For the second straight year, South Carolina’s football coach teamed with former All-American and NFL star Sterling Sharpe earlier Tuesday to win a coaches-and-alums golf tournament in Greensboro, Ga., sponsored by the Chick-fil-A Bowl. Beating Virginia Tech coach Frank Beamer and ex-Hokies basketball star Dell Curry netted USC $120,000 for scholarships.
“Sterling was sensational,” Spurrier said, having flown here from Georgia to address the Charlotte-area Gamecock Club. “He made clutch putts down the stretch and had to make a 10-12-footer (on the 18th hole) to keep us alive.”
Sharpe sank an 8-foot birdie putt on the 17th hole to get his team to 12-under-par and into a playoff.
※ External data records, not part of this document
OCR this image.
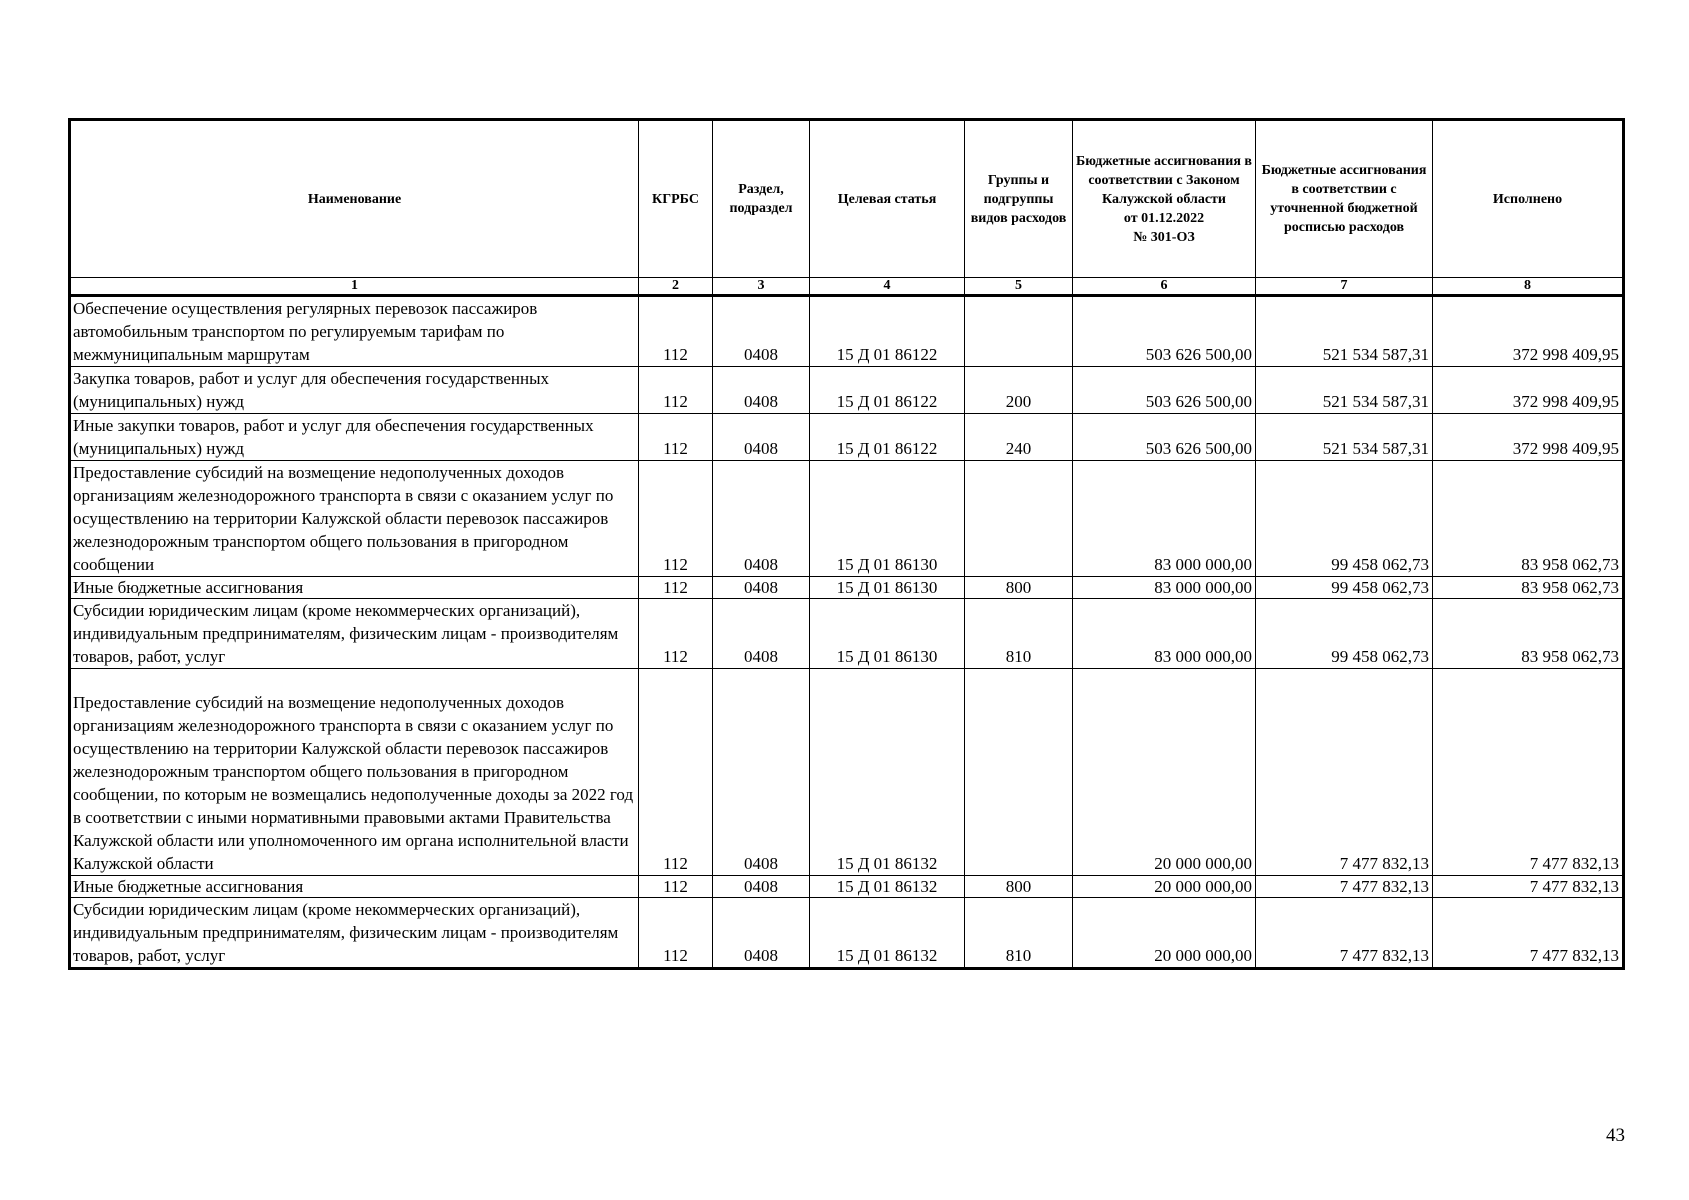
Наименование	КГРБС	Раздел, подраздел	Целевая статья	Группы и подгруппы видов расходов	Бюджетные ассигнования в соответствии с Законом Калужской области
от 01.12.2022
№ 301-ОЗ	Бюджетные ассигнования в соответствии с уточненной бюджетной росписью расходов	Исполнено
1	2	3	4	5	6	7	8
Обеспечение осуществления регулярных перевозок пассажиров автомобильным транспортом по регулируемым тарифам по межмуниципальным маршрутам	112	0408	15 Д 01 86122		503 626 500,00	521 534 587,31	372 998 409,95
Закупка товаров, работ и услуг для обеспечения государственных (муниципальных) нужд	112	0408	15 Д 01 86122	200	503 626 500,00	521 534 587,31	372 998 409,95
Иные закупки товаров, работ и услуг для обеспечения государственных (муниципальных) нужд	112	0408	15 Д 01 86122	240	503 626 500,00	521 534 587,31	372 998 409,95
Предоставление субсидий на возмещение недополученных доходов организациям железнодорожного транспорта в связи с оказанием услуг по осуществлению на территории Калужской области перевозок пассажиров железнодорожным транспортом общего пользования в пригородном сообщении	112	0408	15 Д 01 86130		83 000 000,00	99 458 062,73	83 958 062,73
Иные бюджетные ассигнования	112	0408	15 Д 01 86130	800	83 000 000,00	99 458 062,73	83 958 062,73
Субсидии юридическим лицам (кроме некоммерческих организаций), индивидуальным предпринимателям, физическим лицам - производителям товаров, работ, услуг	112	0408	15 Д 01 86130	810	83 000 000,00	99 458 062,73	83 958 062,73
Предоставление субсидий на возмещение недополученных доходов организациям железнодорожного транспорта в связи с оказанием услуг по осуществлению на территории Калужской области перевозок пассажиров железнодорожным транспортом общего пользования в пригородном сообщении, по которым не возмещались недополученные доходы за 2022 год в соответствии с иными нормативными правовыми актами Правительства Калужской области или уполномоченного им органа исполнительной власти Калужской области	112	0408	15 Д 01 86132		20 000 000,00	7 477 832,13	7 477 832,13
Иные бюджетные ассигнования	112	0408	15 Д 01 86132	800	20 000 000,00	7 477 832,13	7 477 832,13
Субсидии юридическим лицам (кроме некоммерческих организаций), индивидуальным предпринимателям, физическим лицам - производителям товаров, работ, услуг	112	0408	15 Д 01 86132	810	20 000 000,00	7 477 832,13	7 477 832,13
43
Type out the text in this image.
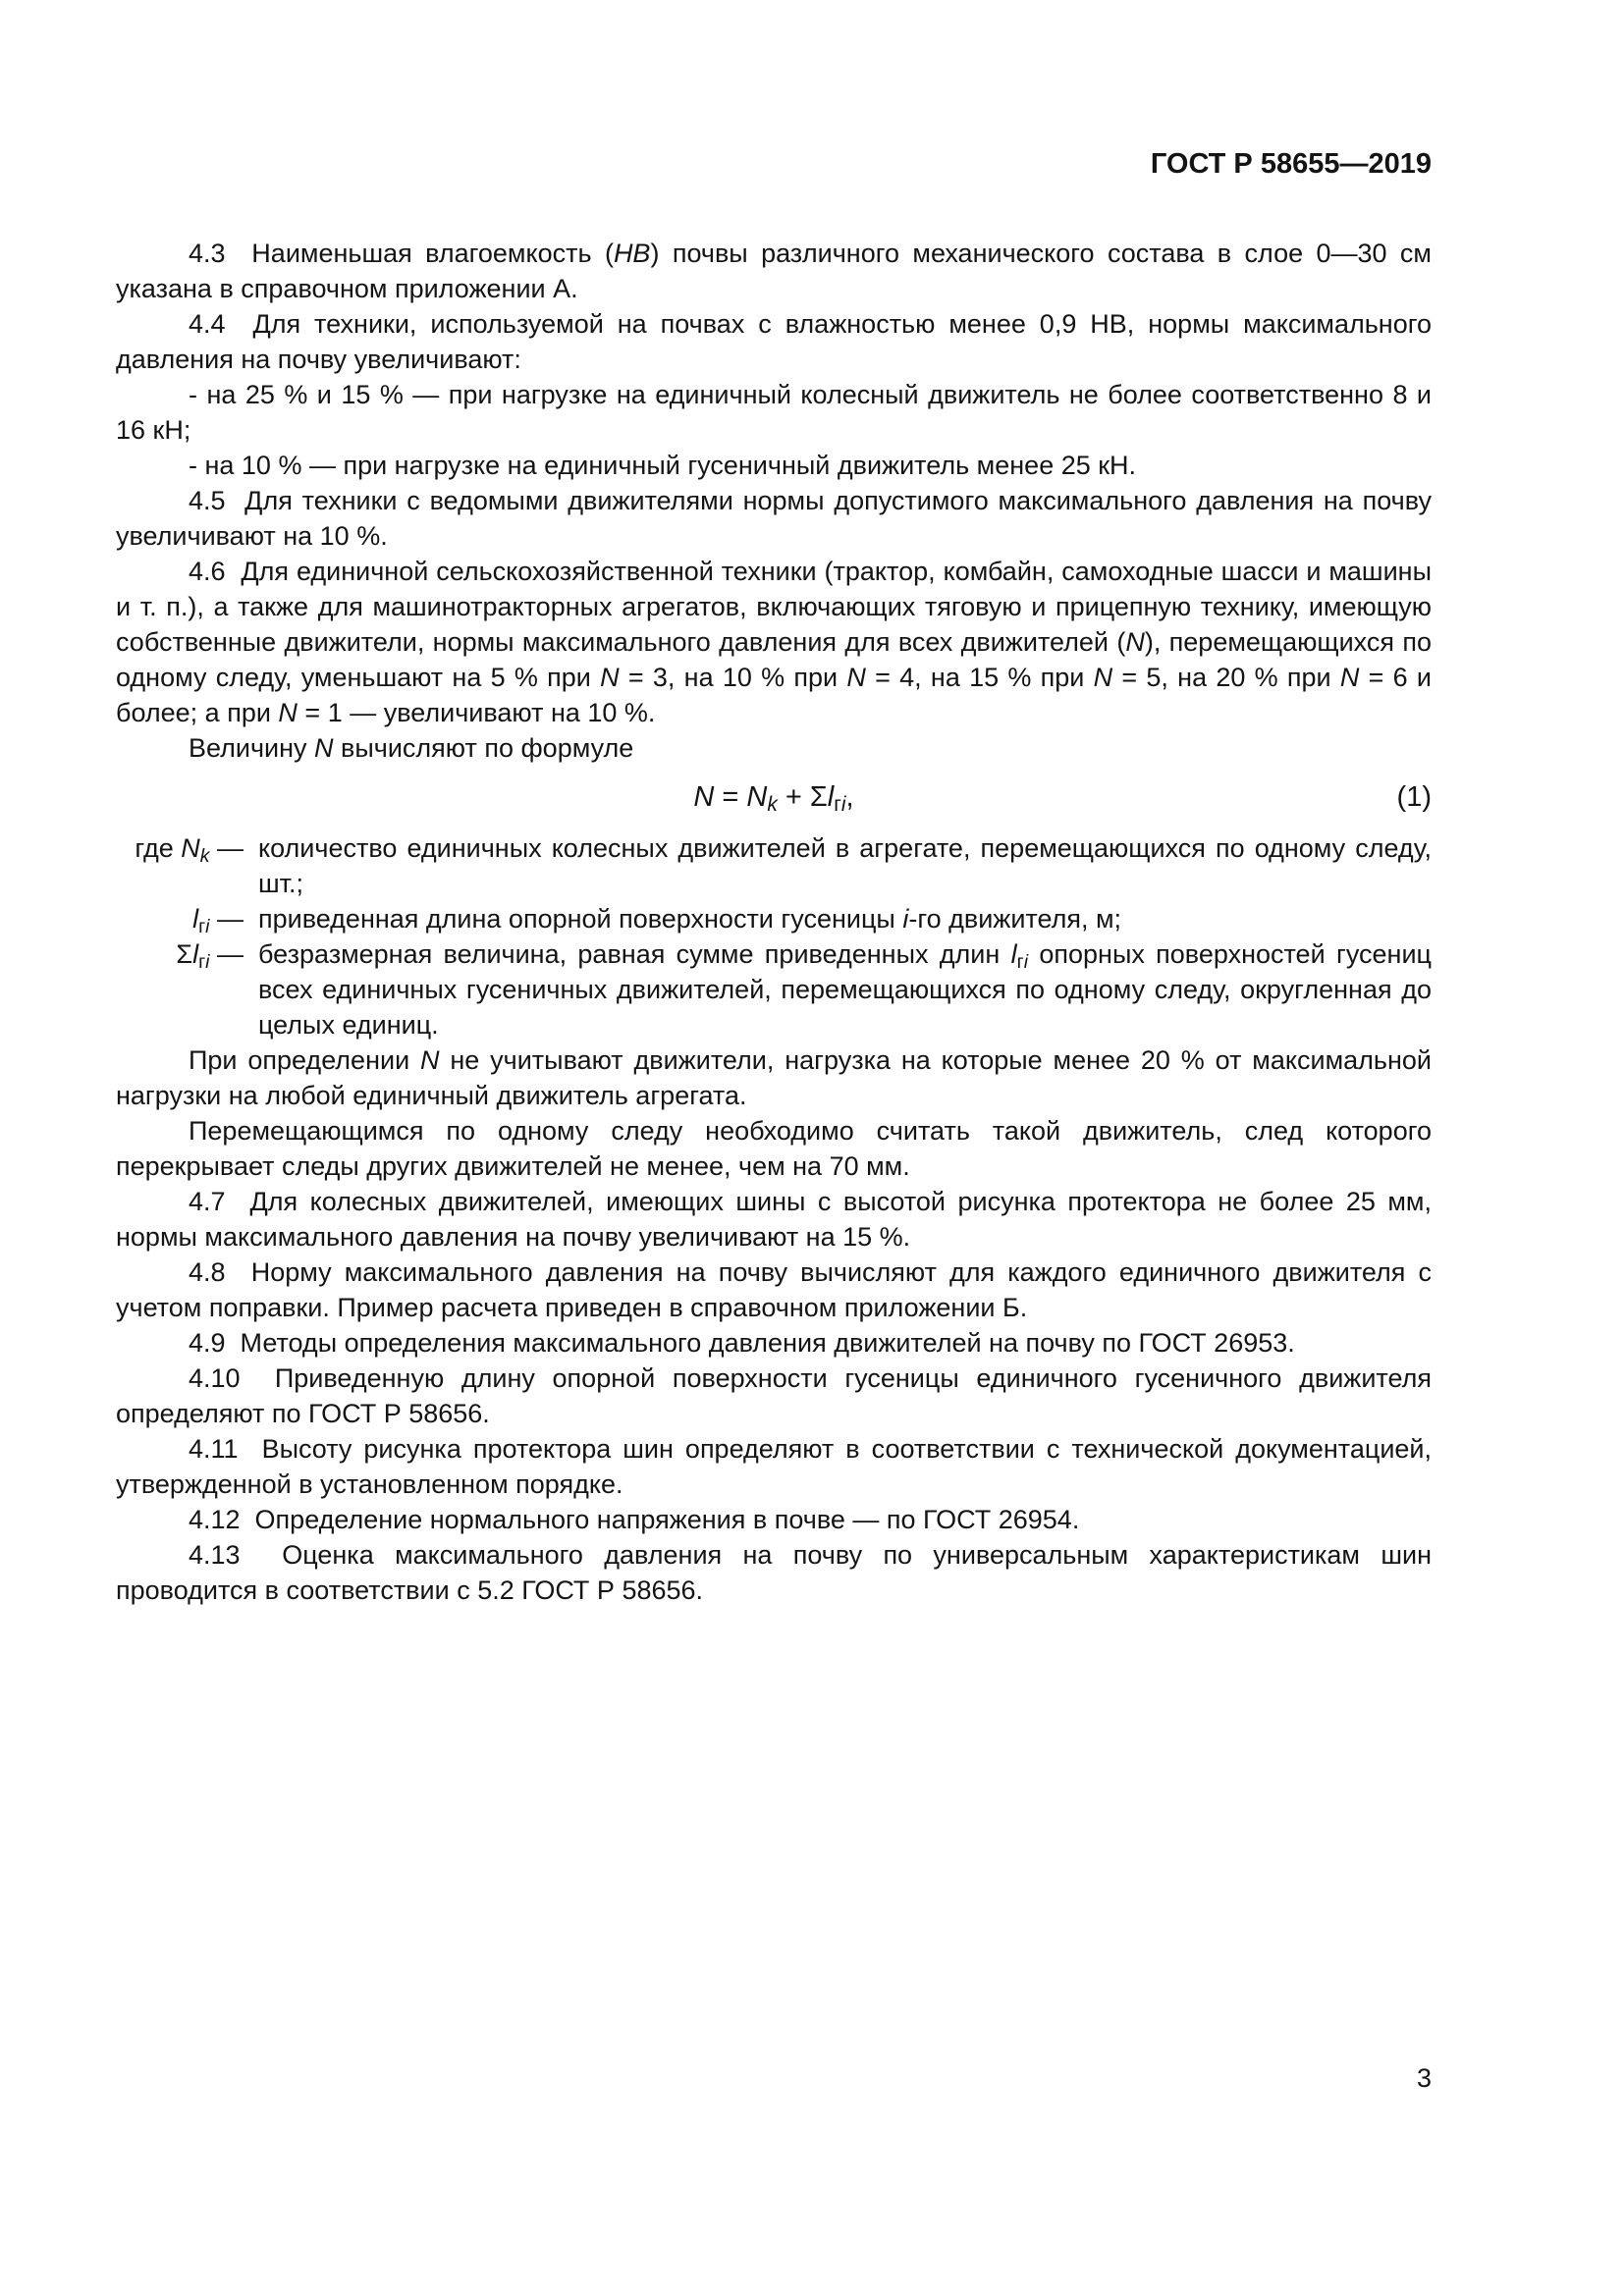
ГОСТ Р 58655—2019

4.3  Наименьшая влагоемкость (НВ) почвы различного механического состава в слое 0—30 см указана в справочном приложении А.

4.4  Для техники, используемой на почвах с влажностью менее 0,9 НВ, нормы максимального давления на почву увеличивают:

- на 25 % и 15 % — при нагрузке на единичный колесный движитель не более соответственно 8 и 16 кН;

- на 10 % — при нагрузке на единичный гусеничный движитель менее 25 кН.

4.5  Для техники с ведомыми движителями нормы допустимого максимального давления на почву увеличивают на 10 %.

4.6  Для единичной сельскохозяйственной техники (трактор, комбайн, самоходные шасси и машины и т. п.), а также для машинотракторных агрегатов, включающих тяговую и прицепную технику, имеющую собственные движители, нормы максимального давления для всех движителей (N), перемещающихся по одному следу, уменьшают на 5 % при N = 3, на 10 % при N = 4, на 15 % при N = 5, на 20 % при N = 6 и более; а при N = 1 — увеличивают на 10 %.

Величину N вычисляют по формуле

$N = N_k + \Sigma l_{гi}$,	(1)
где $N_k$ — количество единичных колесных движителей в агрегате, перемещающихся по одному следу, шт.;
$l_{гi}$ — приведенная длина опорной поверхности гусеницы i-го движителя, м;
$\Sigma l_{гi}$ — безразмерная величина, равная сумме приведенных длин $l_{гi}$ опорных поверхностей гусениц всех единичных гусеничных движителей, перемещающихся по одному следу, округленная до целых единиц.

При определении N не учитывают движители, нагрузка на которые менее 20 % от максимальной нагрузки на любой единичный движитель агрегата.

Перемещающимся по одному следу необходимо считать такой движитель, след которого перекрывает следы других движителей не менее, чем на 70 мм.

4.7  Для колесных движителей, имеющих шины с высотой рисунка протектора не более 25 мм, нормы максимального давления на почву увеличивают на 15 %.

4.8  Норму максимального давления на почву вычисляют для каждого единичного движителя с учетом поправки. Пример расчета приведен в справочном приложении Б.

4.9  Методы определения максимального давления движителей на почву по ГОСТ 26953.

4.10  Приведенную длину опорной поверхности гусеницы единичного гусеничного движителя определяют по ГОСТ Р 58656.

4.11  Высоту рисунка протектора шин определяют в соответствии с технической документацией, утвержденной в установленном порядке.

4.12  Определение нормального напряжения в почве — по ГОСТ 26954.

4.13  Оценка максимального давления на почву по универсальным характеристикам шин проводится в соответствии с 5.2 ГОСТ Р 58656.

3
After one extra hole, Spurrier and Sharpe won when their shots from 150 yards finished 18 feet from the flag. Beamer could get no closer than 23 feet.
“(Sharpe) made putts. I made a few, but he did most of the playing,” Spurrier said.
With more than 200 fans, including ex-USC players Casper Brinkley and Travelle Wharton of the Carolina Panthers, listening at Nation Ford High, Spurrier — accompanied by basketball coaches Darrin Horn and Dawn Staley — also addressed non-golf questions:
On the emergence of freshman Stephon Gilmore, a Rock Hill (South Pointe High) native: “In all likelihood, he’ll be a starter at corner. We certainly hope we can put him in at shotgun quarterback (on offense). We need to get the ball in his hands.”
The coach said another rookie, DeVonte Holloman, also will play “a lot” and could start in 2009.
On last weekend’s NFL draft, when seven Gamecocks were taken off a 7-6 team: “We’ll wait and see if they all make their teams. But we had a lot of good players. I don’t think we played our best toward the end of the year. You need good team chemistry, and I don’t think we had that.”
On complaints by lineman Jamon Meredith that USC coaches hurt his status in the draft: “Our coaches don’t have anything to do with who gets drafted. If we did, Kenny McKinley would’ve been a first-round pick. ... Unfortunately, some of our guys always have reasons if things don’t go well; (they say) ‘It’s someone else’s fault, not mine.’ ”
On the struggles of quarterback Stephen Garcia: “I hear all these pro teams saying you’ve got to have a quarterback, and I’m starting to agree with them. You’ve got to have a guy you hang your hat on.”